Channelling Emotion

As I have mentioned before, the word ‘channelling’ gets used a lot in modern day English and has different uses. Collins dictionary defines its use as a verb thus:

“If you channel your energies or emotions into something, you concentrate on or do that one thing, rather than a range of things.”

I find art as a way of processing emotion very useful and often explain it this way as twpo separate ‘applications’.

1.     You can ‘lean in’ to emotions and channel them into the creative work.

2.     You can lean away from emotion and use art as a distraction.

Often, students of mine who have done art therapy intensively can find the first application can take them away from being able to use art in the second way. They can get stuck in the first application and it can make art more associated with difficulty than with ease and can take the joy away.

I find personally that the second application can come in very handy on occasion. Even the calmest of us can struggle at times with upset, anger or frustration. A surge of emotion can feel unwelcome or strange to deal with as we may not be used to feeling so emotional.

Processing emotion is also something that people can get very stuck with.  Not being able to find a useful or constructive release for emotions and getting stuck with feelings they cannot process is common.

Channelling the emotion into a creative release is a very cathartic process and one that can be very productive.
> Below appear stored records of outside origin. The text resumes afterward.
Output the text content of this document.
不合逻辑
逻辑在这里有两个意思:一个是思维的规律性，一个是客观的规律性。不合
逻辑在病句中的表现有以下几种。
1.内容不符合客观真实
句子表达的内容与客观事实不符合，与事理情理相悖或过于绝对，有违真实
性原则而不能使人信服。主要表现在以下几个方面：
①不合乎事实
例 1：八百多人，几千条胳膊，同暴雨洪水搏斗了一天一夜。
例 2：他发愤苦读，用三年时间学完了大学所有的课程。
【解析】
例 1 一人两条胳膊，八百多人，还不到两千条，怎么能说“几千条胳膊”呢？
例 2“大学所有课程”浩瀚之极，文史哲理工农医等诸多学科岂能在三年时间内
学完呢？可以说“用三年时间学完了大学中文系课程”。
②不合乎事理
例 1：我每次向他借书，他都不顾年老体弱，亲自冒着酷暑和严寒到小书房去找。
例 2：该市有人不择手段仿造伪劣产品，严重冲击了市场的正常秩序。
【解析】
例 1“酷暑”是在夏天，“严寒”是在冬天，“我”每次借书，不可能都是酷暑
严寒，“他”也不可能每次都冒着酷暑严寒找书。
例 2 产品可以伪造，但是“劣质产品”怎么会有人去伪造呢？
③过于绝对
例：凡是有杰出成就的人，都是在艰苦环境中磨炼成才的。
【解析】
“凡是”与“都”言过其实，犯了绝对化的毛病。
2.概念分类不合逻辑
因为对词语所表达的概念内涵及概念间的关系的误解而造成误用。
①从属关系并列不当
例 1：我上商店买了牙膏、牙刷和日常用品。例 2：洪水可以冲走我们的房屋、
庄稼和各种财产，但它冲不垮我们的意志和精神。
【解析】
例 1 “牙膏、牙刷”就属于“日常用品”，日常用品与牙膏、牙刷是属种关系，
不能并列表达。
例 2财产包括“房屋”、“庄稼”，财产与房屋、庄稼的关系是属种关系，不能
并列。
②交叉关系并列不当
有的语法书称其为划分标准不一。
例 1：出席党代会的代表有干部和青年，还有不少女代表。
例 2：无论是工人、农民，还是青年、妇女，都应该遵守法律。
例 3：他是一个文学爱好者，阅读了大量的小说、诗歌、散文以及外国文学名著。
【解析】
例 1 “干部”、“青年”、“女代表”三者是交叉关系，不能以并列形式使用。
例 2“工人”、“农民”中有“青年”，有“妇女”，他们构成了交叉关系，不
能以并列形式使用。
It is the opposite of a creative block, there is a rush to fill the open page with words or the blank substrate with marks and colour. Using non-figurative art to release these feelings can also feel primal. Once released, calmness can be restored, or you can go back in over several sessions to let go of the energy created by the emotion.

This transmuting of otherwise destructive or damaging emotions can be a beautiful thing. Often the artist is the only one who knows how the process felt. The end result may be bright and bold but may have come from anger or frustration. The work may have been created over several sessions so that different emotional energy was at play at different times.

This is what happened with this series, the anger and frustration released onto the white surface in an emotional vomit of colour. Paint was used in a variety of thicknesses, sgraffito was used to gouge into the surface, oil pastel was added, some activated and some not. Hands and fingers were used, as were brushes and scraping tools. There was a physical and emotional release.

So, channelling is not necessarily just a spiritual process, using emotion is also a valid channelling process.